Can you not focus for one hour?
In order to read this Harvard Business Review blog post with my full attention, I printed it out and took it into another room, away from the computer and cellphone. "Take Back Your Attention," the author urges us. Taylor-Burton Edwards of the General Board of Discipleship sent the link to me, following up on an interview yesterday for a story about “tech sabbaths” – how some of us are choosing to “fast” periodically from Facebook, Twitter, texting, email, cellphone, Blackberry or any of the other many ways we’re hyper-connected on any given day.
The HBR post talks about how all these distractions fragment our attention and even damage our ability to focus and concentrate. Author Tony Schwartz writes from a business perspective – he says all this compromises our efficiency and our potential for success, and I think he’s spot on. But I see this also as a matter of faith. The Bible says that we are made in the image of God; what distinguishes us from animals, I think, is our ability to be intentional about our attention. We can think about our own thoughts. We can choose to focus on one thing and not another. But we relinquish that when we allow our attention to be tyrannized by the next ping on the cellphone or the next pop-up on the computer screen.
(And trust me, I’m not scolding here – I’m a sinner myself in this area. And I’ve noticed how much more scattered I’m becoming, the more I allow all these devices to distract me.)
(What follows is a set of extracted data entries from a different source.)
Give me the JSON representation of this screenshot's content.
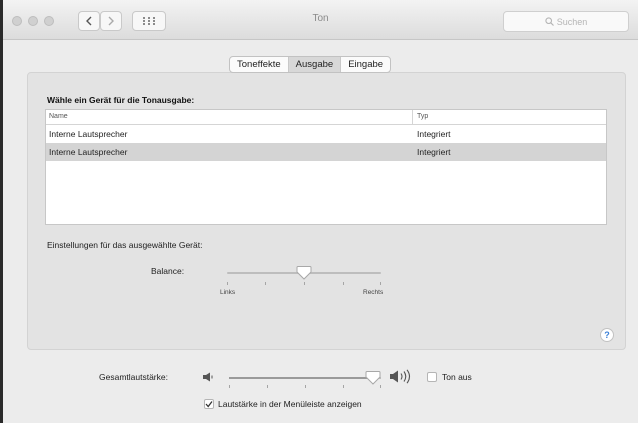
{
  "window": {
    "title": "Ton"
  },
  "search": {
    "placeholder": "Suchen"
  },
  "tabs": [
    {
      "label": "Toneffekte",
      "active": false
    },
    {
      "label": "Ausgabe",
      "active": true
    },
    {
      "label": "Eingabe",
      "active": false
    }
  ],
  "output": {
    "heading": "Wähle ein Gerät für die Tonausgabe:",
    "columns": [
      "Name",
      "Typ"
    ],
    "rows": [
      {
        "name": "Interne Lautsprecher",
        "type": "Integriert",
        "selected": false
      },
      {
        "name": "Interne Lautsprecher",
        "type": "Integriert",
        "selected": true
      }
    ]
  },
  "settings": {
    "label": "Einstellungen für das ausgewählte Gerät:",
    "balance_label": "Balance:",
    "balance_value": 0.5,
    "left_label": "Links",
    "right_label": "Rechts"
  },
  "help": {
    "symbol": "?"
  },
  "volume": {
    "label": "Gesamtlautstärke:",
    "level": 0.94,
    "mute_label": "Ton aus",
    "mute_checked": false,
    "menubar_label": "Lautstärke in der Menüleiste anzeigen",
    "menubar_checked": true
  },
  "colors": {
    "accent": "#3a7fd6",
    "selection": "#d4d4d4"
  }
}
So what’s the answer? If you look at Mr. Schwartz’s suggestions, they sound a lot like spiritual disciplines. It seems to me the Christian notion of ‘spiritual formation’ – a conscious and intentional approach to what we allow into our hearts and minds and what we choose to nourish there -- has wisdom to offer for this modern dilemma.
And as I think of all this, I can’t help but think of Jesus’ words to his sleepy disciples, who failed to stay focused enough to pray with him in the garden of Gethsemane: “Could you not tarry one hour?”